Cue awkward cheers and table-thumping mixed with laughter.
Zimbabwe is going to orbit, Ncube had just announced as he unveiled his 2020 national budget in Parliament, boycotted by opposition MPs. Yes, space.
"The budget has set aside resources for research and development programmes, including the launch of a space satellite. I repeat, including the launch of a space satellite," Ncube announced.
Research and development were "critical for Zimbabwe's social economic transformation and competitiveness, as the country strives to attain Vision 2030", he said, and Zimbabwe had to "innovate in developing new services or products, and also advance the value addition strategy."
Zanu PF, which derided MDC leader Nelson Chamisa for campaigning with a promise of introducing bullet trains, had just launched for the stratosphere.
Twitter erupted.
"If I needed a jolt, this was it for me in the 2020 budget statement," businessman Nigel Chanakira tweeted. "I probably lack the sophistication of dreaming BIG because I just yearn for water, electricity and a functional health service for the masses in our country."
It was all too much for Tsitsi Dangarembga, the award-winning novelist.
"The blustering veneer is off – that's good," she said of the former Oxford economics professor's delivery, "but the irrationality continues disastrously."
Dangarembga added: "Firewood bakeries in the rural areas, fish farming ponds in the CBD, low wages and poor equipment for teachers, doctors and their clients, and a space satellite? It sounds disoriented to me."

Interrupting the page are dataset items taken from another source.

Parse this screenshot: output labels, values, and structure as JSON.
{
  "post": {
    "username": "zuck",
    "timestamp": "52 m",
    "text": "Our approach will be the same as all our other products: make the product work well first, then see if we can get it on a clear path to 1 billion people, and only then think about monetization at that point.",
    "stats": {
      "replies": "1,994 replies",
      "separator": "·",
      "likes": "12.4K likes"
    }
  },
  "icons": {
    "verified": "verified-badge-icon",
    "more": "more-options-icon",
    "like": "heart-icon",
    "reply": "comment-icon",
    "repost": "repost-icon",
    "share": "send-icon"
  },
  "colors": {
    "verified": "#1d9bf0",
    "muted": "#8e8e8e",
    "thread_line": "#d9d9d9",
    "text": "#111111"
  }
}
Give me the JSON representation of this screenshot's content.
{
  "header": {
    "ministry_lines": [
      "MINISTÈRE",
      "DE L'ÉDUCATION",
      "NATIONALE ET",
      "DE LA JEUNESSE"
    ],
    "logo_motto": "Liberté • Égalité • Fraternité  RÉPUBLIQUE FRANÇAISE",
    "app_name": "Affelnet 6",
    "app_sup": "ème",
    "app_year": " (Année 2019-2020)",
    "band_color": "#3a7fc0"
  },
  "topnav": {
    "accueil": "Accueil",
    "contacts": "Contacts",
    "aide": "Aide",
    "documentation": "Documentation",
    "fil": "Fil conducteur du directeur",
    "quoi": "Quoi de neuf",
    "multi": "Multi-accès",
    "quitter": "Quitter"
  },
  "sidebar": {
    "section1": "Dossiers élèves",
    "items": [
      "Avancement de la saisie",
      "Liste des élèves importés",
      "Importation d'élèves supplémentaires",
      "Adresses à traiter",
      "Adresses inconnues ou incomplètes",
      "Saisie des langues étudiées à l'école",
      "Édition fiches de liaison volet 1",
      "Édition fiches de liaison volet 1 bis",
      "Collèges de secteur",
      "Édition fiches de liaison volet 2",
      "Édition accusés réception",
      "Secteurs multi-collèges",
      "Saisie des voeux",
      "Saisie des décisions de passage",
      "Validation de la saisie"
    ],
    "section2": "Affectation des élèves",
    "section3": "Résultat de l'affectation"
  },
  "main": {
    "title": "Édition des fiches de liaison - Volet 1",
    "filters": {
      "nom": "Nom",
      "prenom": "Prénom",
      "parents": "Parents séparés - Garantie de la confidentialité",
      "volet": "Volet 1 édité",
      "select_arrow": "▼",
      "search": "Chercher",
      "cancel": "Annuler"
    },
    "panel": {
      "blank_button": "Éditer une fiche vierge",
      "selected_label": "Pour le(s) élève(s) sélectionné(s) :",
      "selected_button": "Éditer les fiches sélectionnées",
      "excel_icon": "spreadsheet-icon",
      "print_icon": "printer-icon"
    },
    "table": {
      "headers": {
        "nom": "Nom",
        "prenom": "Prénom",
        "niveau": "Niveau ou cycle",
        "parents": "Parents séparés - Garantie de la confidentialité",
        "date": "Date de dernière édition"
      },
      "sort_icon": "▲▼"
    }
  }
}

Since the former Soviet Union launched the first artificial satellite, Sputnik 1, in 1957, some 8,900 satellites from more than 40 countries have been launched into space, although just 1,900 are operational. They cost anything upwards of US$500 million.
The satellites can be used for various purposes, including weather monitoring, navigation signals, observing distant planets and communications deployed for military installations as well as intelligence gathering. Some superpowers are developing "killer satellites" designed to destroy enemy warheads, satellites, and other space assets.
There might just be another clever plan Zimbabwe's rulers have up their sleeve though.
"If we go into space, the international community will respect us and sanctions will be removed," Dangarembga opined, trying to make sense of the ridiculousness of it all.